La commission de transparence ne doit pas non plus compter sur sa collaboration. La Ministre Marghem se cache derrière les exploitants Electrabel et EDF, qui devraient, selon elle, d’abord lever la confidentialité du contrat sur Tihange 1. Le quotidien De Tijd a eu l’occasion d’y jeter un coup d’œil et dévoile quelques éléments alarmants :

- Electrabel et EDF seront intégralement indemnisés en cas de fermeture anticipée de Tihange 1
- les intérêts nucléaires ne seront calculés qu’à partir d’un bénéfice de 9,3 % et après déduction de tous les coûts d’investissement.

11 juin
Troisième avis négatif rendu par le Conseil d’État. Le Conseil d’État réaffirme l’obligation d’effectuer une étude d’incidence sur l’environnement et une consultation publique pour Doel 1 et inclut explicitement Doel 2, qui n’a pas encore été mis à l’arrêt : « En cas d’une simple prolongation de la durée de vie de Doel 2, les obligations de consultation et d’étude des impacts environnementaux émanant des traités d’Aarhus et d’Espoo doivent également être observées. »[1]

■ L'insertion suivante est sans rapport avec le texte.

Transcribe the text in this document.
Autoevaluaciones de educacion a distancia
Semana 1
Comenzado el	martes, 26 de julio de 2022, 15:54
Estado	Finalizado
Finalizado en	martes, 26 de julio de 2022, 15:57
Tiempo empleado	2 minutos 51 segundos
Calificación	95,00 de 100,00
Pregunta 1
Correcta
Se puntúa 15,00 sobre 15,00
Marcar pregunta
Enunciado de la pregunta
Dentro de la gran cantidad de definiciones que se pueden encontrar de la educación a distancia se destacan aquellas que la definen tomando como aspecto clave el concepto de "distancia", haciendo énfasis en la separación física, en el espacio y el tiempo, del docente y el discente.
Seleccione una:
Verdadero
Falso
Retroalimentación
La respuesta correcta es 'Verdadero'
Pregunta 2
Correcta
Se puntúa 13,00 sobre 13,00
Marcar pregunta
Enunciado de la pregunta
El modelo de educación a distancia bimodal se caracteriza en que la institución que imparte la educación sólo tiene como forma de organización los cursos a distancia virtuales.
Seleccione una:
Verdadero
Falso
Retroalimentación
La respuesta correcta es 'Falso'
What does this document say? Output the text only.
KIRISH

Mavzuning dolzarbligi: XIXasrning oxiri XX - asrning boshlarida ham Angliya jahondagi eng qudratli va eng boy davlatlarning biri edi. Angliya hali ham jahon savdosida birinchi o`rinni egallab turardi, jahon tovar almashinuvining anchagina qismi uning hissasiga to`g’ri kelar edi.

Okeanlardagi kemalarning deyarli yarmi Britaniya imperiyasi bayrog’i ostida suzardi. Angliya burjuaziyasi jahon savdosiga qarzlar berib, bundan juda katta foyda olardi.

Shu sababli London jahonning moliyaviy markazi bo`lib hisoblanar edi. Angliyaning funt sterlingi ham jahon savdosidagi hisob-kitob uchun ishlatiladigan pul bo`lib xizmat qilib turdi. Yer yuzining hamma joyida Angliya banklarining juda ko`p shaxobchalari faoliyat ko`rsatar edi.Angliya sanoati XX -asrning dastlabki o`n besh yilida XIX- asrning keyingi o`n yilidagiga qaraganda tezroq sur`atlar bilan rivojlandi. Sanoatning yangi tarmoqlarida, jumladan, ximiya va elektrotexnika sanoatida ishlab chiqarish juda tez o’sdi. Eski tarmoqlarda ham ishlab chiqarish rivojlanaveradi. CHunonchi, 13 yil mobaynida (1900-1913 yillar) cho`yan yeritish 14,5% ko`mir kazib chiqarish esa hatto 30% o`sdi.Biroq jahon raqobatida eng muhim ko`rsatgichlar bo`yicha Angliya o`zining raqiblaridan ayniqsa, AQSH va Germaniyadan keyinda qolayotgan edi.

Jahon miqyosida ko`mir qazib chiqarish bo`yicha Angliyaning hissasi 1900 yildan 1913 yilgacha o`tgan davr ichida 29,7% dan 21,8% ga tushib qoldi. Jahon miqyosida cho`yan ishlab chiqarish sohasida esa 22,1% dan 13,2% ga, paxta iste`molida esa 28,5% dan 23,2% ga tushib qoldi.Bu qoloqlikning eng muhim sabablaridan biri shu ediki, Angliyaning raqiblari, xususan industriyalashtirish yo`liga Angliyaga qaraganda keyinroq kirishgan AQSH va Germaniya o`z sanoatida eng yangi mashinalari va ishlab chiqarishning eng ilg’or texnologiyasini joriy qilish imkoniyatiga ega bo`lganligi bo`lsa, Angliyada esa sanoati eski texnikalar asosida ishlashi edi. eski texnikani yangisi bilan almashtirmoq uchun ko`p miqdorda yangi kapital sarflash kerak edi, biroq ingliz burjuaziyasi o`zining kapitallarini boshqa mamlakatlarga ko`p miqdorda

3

Le Conseil d’Etat réaffirme en outre que tout accord secret conclu entre le gouvernement et Electrabel est une violation de la Constitution. Seul le parlement dispose des compétences pour conclure un tel règlement, s’agissant du prélèvement d’une taxe nucléaire.[2]

8 juin
La Commission fédérale de recours pour l’accès aux informations environnementales ordonne, à la demande de Greenpeace, la publication de l’accord conclu avec Electrabel et EDF par le gouvernement précédent sur la prolongation de la durée de vie de Tihange 1. Une série d’autres documents traitant de la prolongation de Tihange 1, Doel 1 et Doel 2 doit aussi être accessible. La Ministre refuse depuis des mois de soumettre ces documents pour examen à la Commission.

3 juin
À l’agenda de la Chambre ce mercredi 3 juin : les débats sur le projet de loi pour prolonger Doel 1 et 2. La Ministre Marghem s’apprête déjà à se vanter de « la confirmation de son raisonnement par le juge », mais, avant que la majorité ne s’en rende bel et bien compte, l’opposition obtient la suspension des débats en déposant une liste d’amendements à faire examiner par le Conseil d’État. Parmi ceux-ci, l’obligation d’organiser une étude d’incidence sur l’environnement et une consultation publique. Un nouveau sérieux contretemps sur la feuille de route de la Ministre. Il devient tout doucement indispensable de prévoir un plan B pour cet hiver.

2 juin
Le tribunal de première instance refuse de se prononcer sur le fond dans le procès intenté par Greenpeace à l’État belge pour le non-respect de ses obligations dans le cadre des conventions d’Aarhus et Espoo.

27 mai
Dans une nouvelle séance nocturne, la Commission de la Chambre approuve le projet de loi, majorité contre opposition. Durant les débats, la Ministre Marghem refuse de donner des garanties quant au fait qu’Electrabel ne puisse pas revendiquer d’indemnisation en cas de fermeture anticipée de Doel 1 ou 2.

26 mai
Même la supervision international doit fléchir face aux plans pour prolonger vaille que vaille l’activité de Doel 1. Ainsi, le gouvernement préfère ne pas attendre l’inspection SALTO habituelle de l’Agence Internationale de l'Energie Atomique (IAEA), qui ne pourra pas avoir lieu avant 2016. L’AFCN avait pourtant déjà souligné l’importance de cette inspection en 2010.

21 mai
Deuxième avis négatif du Conseil d’État. Le Conseil confirme formellement ce que Greenpeace exige depuis des mois : la prolongation de Doel 1 et Doel 2 ne peut se faire sans étude d’incidence environnementale  et consultation publique. L’avis date du 8 mai, mais la ministre Marghem en a caché l’existence au parlement pendant deux semaines.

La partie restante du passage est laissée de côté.